JMCSS employees receive first vaccinations
JACKSON, Tenn. — Some school district employees in Madison County are breathing a sigh of relief today after getting their first dose of the COVID-19 vaccine.

“I’m thankful,” Helen Brooks, attendance and registration secretary at North Side High School, said.
“Relieved. It takes a weight off,” said Elizabeth Pickens, a fourth grade teacher at Denmark Elementary School.
“I feel more comfortable now going to work,” said North Side High School assistant principal Tony Brown.
Faculty and staff at Jackson-Madison County Schools received the COVID-19 vaccine on Friday as part of Phase 1B of the vaccine distribution.
The state of Tennessee originally had school employees farther down the list, but the group was moved up in late December.
“I’m very thankful the state puts the teachers and staff up there as necessary people to be out there working,” Brooks said.
Jackson-Madison County Schools are currently on a hybrid schedule. They’ve gone back and forth between hybrid and in-person learning since August after a survey at the beginning of the school year indicated teachers were concerned for their safety.

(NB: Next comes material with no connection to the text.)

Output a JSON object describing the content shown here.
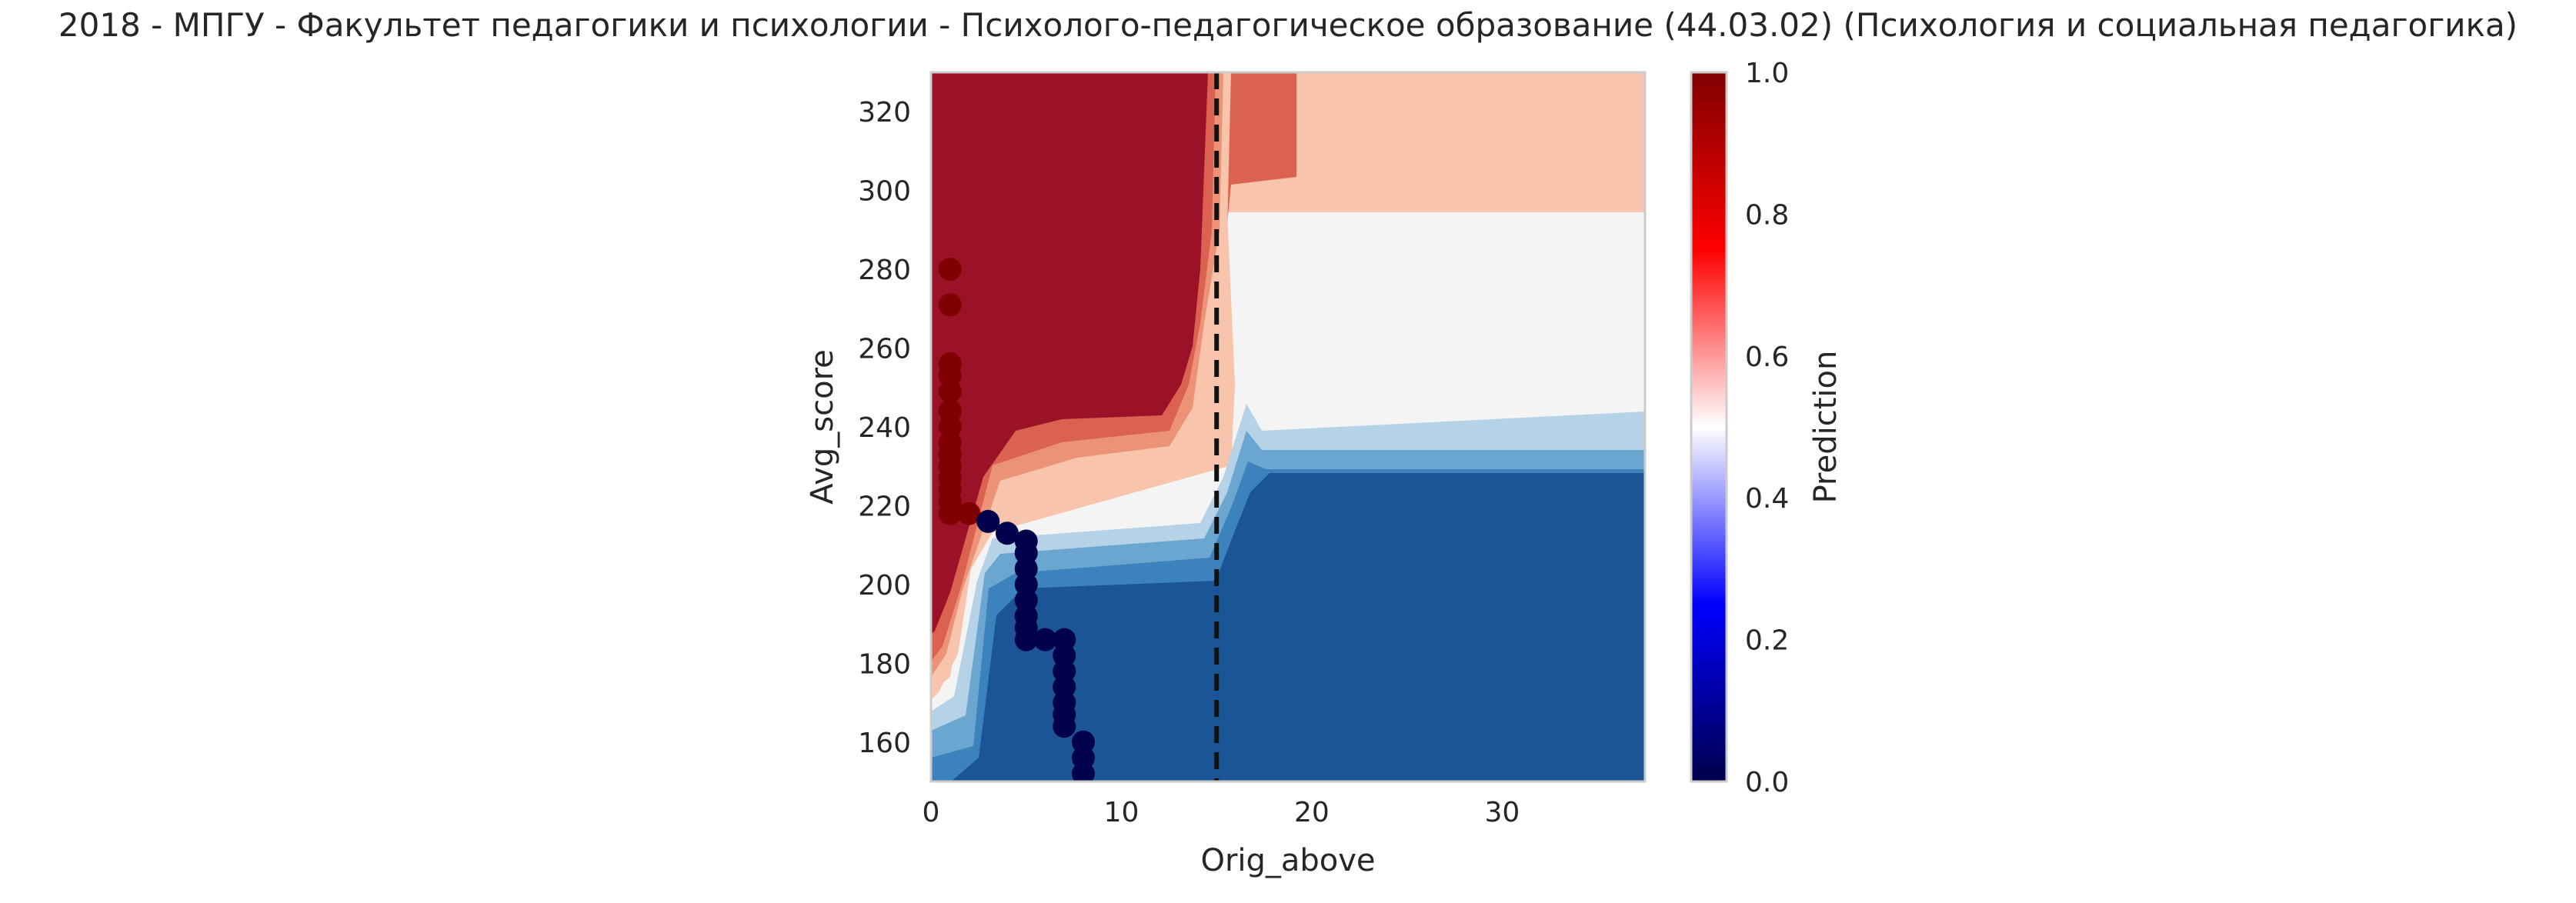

At least 750 of the district’s 1,800 employees have signed up so far to get vaccinated, which the district says is another sign of increased concern about their safety.
“Since we’re on the front line and everything, we just think it’s very important that we use this opportunity so we can feel safe,” Brown said.
“We don’t know what our kids go home to every day. We don’t know if they’re wearing masks, if they’re socially distancing, and then they come back to school,” Pickens said.
“It has been a concern. My husband is 74. Dealing with kids and parents all day being a secretary, it just makes me feel safer being there at school,” Brooks said.
But they’re ready to be back in the classroom full time with another layer of protection in the fight against COVID-19.
“It’s going to make it easier to go back into the classroom every day because, some days I wonder if this is what I need to be doing. Is this what’s best for my family? And it is. This is just going to make it easier to do that,” Pickens said.
This was only part of the Jackson-Madison County Schools’ faculty and staff. The rest of those employees will be vaccinated on Wednesday, along with private schools employees.
As a reminder, the Jackson-Madison County Regional Health Department is not taking individual appointments at this time.